The Telegraph
Friday , November 30 , 2012
Since 1st March, 1999
CIMA Gallary


Every human tragedy in Bangladesh is grist to the political mill. It is not surprising, therefore, that the deaths of over 100 workers in the devastating fire in a garments factory near Dhaka have become a political issue in the country. The government suspects the hand of saboteurs behind the tragedy. Its opponents allege that such insinuations are actually aimed at shielding those responsible for the tragedy. Yet, the disaster offered an opportunity for both sides to make common cause on an issue that is crucial to the country’s economy. The garments industry is one of the three major sources of revenue for Bangladesh, the other two being agriculture and manpower export. The three together provide a large number of jobs to Bangladeshis at home and abroad. Yet, the garments factories in the country have long been among the most unsafe places of work. Fires and other accidents in these units are common. The people who flock to work there are too poor to worry too much about the conditions in which they are forced to work. The government of the day does not want the workers to protest too much about the conditions lest production should be affected and the country should lose precious foreign exchange earnings. Also, parties in both the government and the opposition are anxious not to upset owners of these factories who are powerful and wield much influence in politics.
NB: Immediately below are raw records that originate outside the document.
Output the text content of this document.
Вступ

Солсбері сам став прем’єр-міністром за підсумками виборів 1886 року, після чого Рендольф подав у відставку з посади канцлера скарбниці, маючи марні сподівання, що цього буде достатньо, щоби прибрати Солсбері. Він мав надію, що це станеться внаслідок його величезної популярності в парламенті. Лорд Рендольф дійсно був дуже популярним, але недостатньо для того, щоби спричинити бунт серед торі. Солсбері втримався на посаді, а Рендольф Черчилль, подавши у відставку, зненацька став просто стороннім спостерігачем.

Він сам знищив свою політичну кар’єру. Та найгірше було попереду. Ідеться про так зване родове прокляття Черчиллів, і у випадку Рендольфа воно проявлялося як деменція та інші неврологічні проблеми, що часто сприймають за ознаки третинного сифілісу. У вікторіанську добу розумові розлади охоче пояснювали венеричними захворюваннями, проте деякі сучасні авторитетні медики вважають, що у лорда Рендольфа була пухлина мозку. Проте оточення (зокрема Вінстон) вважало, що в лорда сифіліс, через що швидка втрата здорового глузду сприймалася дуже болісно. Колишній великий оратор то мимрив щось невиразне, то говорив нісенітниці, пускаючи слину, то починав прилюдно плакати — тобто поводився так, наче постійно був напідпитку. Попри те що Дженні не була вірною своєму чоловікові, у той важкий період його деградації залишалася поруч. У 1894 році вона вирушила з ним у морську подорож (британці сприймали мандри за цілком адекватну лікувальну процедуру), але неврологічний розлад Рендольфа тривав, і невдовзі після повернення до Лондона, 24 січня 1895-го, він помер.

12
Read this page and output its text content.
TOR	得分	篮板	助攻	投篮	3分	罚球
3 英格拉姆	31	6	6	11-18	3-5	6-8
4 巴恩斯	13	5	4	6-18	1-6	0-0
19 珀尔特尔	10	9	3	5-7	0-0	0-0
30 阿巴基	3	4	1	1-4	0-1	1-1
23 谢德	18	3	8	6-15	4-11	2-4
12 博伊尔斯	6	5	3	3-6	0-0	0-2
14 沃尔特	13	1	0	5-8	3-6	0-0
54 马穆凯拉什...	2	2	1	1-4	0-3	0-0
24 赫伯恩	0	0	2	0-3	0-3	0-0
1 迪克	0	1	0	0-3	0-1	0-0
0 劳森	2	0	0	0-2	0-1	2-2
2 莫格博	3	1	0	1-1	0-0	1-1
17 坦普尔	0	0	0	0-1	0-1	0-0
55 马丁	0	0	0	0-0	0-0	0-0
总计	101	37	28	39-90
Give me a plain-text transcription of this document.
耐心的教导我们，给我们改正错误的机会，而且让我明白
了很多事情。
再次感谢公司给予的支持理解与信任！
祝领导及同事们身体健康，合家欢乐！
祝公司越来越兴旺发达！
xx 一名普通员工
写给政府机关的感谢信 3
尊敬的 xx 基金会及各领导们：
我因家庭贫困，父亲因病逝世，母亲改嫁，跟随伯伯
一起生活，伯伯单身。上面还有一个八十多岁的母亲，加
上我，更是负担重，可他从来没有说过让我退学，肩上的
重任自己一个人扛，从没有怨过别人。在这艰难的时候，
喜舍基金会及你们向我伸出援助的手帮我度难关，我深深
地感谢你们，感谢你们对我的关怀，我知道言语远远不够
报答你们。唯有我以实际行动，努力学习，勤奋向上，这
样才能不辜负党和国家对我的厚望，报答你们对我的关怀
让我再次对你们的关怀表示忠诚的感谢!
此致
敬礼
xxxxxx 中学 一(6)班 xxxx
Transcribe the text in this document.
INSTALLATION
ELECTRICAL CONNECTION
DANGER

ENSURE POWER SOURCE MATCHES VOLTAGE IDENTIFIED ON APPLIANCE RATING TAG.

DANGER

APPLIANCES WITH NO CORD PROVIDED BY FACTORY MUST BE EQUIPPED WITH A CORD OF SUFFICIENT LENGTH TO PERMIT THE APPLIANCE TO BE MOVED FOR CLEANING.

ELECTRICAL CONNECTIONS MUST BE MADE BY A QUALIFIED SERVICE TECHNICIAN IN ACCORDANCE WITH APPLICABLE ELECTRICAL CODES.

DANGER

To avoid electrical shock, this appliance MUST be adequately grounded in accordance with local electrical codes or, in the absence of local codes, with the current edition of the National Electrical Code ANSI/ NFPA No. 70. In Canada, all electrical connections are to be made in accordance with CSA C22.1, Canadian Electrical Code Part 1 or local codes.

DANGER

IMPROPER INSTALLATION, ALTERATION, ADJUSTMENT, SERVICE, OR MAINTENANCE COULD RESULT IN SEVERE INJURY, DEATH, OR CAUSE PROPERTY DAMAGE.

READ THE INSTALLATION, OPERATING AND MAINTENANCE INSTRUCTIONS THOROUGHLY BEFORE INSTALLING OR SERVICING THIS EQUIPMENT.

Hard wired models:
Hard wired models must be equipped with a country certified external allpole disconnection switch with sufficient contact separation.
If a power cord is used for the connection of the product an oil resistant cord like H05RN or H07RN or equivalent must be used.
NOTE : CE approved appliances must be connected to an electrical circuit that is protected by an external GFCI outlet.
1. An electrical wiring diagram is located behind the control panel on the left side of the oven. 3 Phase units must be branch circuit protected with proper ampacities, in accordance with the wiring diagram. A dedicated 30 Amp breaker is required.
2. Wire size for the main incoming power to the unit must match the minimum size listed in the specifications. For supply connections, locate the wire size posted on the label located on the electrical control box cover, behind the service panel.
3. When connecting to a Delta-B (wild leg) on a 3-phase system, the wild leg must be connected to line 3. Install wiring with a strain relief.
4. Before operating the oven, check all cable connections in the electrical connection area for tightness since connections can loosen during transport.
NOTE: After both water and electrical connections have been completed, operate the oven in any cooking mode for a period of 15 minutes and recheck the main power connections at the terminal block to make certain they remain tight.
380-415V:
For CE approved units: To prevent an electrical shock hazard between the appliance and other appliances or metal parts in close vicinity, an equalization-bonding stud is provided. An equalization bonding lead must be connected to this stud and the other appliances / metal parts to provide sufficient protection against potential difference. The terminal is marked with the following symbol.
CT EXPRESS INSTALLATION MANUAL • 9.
The latest tragedy should be a wake-up call to politicians, owners of these industries and other players. If dangerous working conditions continue to prevail in these units, the industry’s survival could be at stake. Most of these factories survive as suppliers of finished goods to their foreign clients. The international business community cannot shirk its responsibility towards improving conditions in these units. Foreign enterprises and human rights groups have earlier intervened to stop child labour in these factories. They have an obligation to ensure that the workers do not have to work under these conditions, in constant fear of death in a fire or some other industrial accident. But the authorities in Dhaka have to act first. They have to make serious attempts to find out what exactly caused the latest fire. If it turns out to be an act of sabotage, it would be crucial to uncover the conspiracy. But using the tragedy to score political points would be a shame. It would also be suicidal for Bangladesh’s economy.